Meet the riders: Samuel Felice & Ambroise Prince
Samuel Felice (25) and Ambroise Prince (26) were not “influencers” looking for a backdrop; they were professional cameramen and reporters, passionate about roadtrip travel and vintage vehicles. Discovering the 1956 raid was their trigger: history didn’t need to stay in archives—it could be revisited on the road, with today’s tools and a documentary mindset.
They reached out naturally to Planet Ride and Peugeot to structure what is often the difference between a dream and a departure date: routing, permissions, timing, and support.
“It’s a childhood dream! Imagine… travelling the world in freedom, smiling, with that wild urge to escape. We want to believe the roadtrip and travel can be an antidote to the pains of modern societies.”
— Samuel Felice, lead rider
Planet Ride x Peugeot: backing the dream with real logistics
Planet Ride, specialized in motorized expeditions worldwide, mobilized for six months to help build the route and make the ride realistically doable. Beyond the headline numbers, long-distance scooter travel lives in the details:
- Daily cadence: on 125cc scooters, planning “hero days” back-to-back is what breaks trips.

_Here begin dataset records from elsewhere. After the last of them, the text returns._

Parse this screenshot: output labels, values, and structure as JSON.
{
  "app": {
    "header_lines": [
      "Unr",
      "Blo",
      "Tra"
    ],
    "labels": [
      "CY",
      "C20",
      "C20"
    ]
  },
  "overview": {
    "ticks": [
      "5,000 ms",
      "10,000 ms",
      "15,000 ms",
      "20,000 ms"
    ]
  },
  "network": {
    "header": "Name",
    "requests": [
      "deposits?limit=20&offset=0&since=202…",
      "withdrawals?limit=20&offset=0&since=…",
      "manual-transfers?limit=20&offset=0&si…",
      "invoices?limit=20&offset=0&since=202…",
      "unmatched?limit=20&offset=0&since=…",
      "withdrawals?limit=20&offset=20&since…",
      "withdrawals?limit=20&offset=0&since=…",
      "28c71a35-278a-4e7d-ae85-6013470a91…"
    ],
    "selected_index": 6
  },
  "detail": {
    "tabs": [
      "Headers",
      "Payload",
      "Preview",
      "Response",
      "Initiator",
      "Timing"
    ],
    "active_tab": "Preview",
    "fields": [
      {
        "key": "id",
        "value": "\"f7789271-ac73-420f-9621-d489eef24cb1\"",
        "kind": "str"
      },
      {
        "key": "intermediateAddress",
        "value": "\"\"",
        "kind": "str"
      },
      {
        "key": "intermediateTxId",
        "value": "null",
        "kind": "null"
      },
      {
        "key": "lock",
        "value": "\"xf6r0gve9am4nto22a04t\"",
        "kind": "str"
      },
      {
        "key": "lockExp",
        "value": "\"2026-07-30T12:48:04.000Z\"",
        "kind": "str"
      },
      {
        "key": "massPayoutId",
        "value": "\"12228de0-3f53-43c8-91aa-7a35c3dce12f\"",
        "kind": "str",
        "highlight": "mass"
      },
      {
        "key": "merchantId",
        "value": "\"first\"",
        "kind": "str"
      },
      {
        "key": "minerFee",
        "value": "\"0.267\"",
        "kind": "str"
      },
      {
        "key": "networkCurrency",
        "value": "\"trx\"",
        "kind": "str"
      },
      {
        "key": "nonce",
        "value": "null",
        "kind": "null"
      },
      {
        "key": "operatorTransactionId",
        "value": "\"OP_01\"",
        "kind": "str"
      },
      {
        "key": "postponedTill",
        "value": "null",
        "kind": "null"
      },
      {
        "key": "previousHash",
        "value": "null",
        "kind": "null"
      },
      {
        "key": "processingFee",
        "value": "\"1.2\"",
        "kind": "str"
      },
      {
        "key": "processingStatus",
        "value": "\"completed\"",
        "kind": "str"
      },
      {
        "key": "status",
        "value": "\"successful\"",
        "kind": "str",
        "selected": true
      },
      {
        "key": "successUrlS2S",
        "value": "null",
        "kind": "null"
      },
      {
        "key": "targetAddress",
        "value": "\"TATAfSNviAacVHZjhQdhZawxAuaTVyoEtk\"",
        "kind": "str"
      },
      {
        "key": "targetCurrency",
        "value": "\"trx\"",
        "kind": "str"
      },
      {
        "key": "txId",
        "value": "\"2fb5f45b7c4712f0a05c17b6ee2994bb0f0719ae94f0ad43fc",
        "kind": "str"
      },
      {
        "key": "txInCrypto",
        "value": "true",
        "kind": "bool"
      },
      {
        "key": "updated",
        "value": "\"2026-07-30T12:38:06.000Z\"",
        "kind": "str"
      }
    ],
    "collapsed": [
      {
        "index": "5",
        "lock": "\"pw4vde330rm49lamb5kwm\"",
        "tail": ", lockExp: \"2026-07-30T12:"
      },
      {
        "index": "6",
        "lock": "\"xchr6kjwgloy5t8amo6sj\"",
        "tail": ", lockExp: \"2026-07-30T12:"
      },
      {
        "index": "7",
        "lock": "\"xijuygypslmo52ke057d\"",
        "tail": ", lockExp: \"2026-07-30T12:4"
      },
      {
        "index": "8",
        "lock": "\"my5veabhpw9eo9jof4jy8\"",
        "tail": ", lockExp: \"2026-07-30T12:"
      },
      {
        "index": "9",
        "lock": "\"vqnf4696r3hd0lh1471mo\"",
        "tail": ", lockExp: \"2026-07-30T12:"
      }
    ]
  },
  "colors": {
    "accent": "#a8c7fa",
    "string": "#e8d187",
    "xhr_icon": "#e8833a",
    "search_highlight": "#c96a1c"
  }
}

A sustainable pace is built around steady riding blocks, regular breaks, and time for maintenance.
- Road reality: even on “main routes,” surfaces can shift fast—urban congestion, mountain switchbacks, broken pavement, rain ruts. A 125cc scooter rewards anticipation and smooth riding more than speed.
- Fuel & uptime: small engines mean frequent stops; it becomes an advantage—more chances to hydrate, reset focus, and keep fatigue from stacking.
- Offline planning: border regions and rural stretches can mean patchy coverage; riders typically carry offline maps and redundant navigation habits for continuity.
Planet Ride’s pro tip: when you’re building a multi-country roadtrip, don’t plan days by distance alone. Plan by friction—border crossings, big-city exits, mountain weather, and road conditions. Two days with the same kilometers can feel radically different in real riding time.
13 countries, a filmed adventure—shared day by day
As working cameramen, the two riders planned to travel with on-board cameras to document the ride in real time. The promise was immersion: day-by-day storytelling, not just a highlight reel—because a three-month roadtrip is also the accumulation of small moments: a late arrival, a perfect morning light, a mechanic’s gesture, a headwind that changes everything.
The story didn’t end with 2016: the next edition was already announced, with the dedicated website mentioned in the original release: Django Adventure.
À savoir aujourd’hui
This article reflects a 2016 announcement. The core idea—long-distance travel on lightweight scooters, supported by structured routing and logistics—remains true. What must be checked before replicating a similar roadtrip today: current security context on transit corridors, border requirements, and local regulations by country, which can change quickly.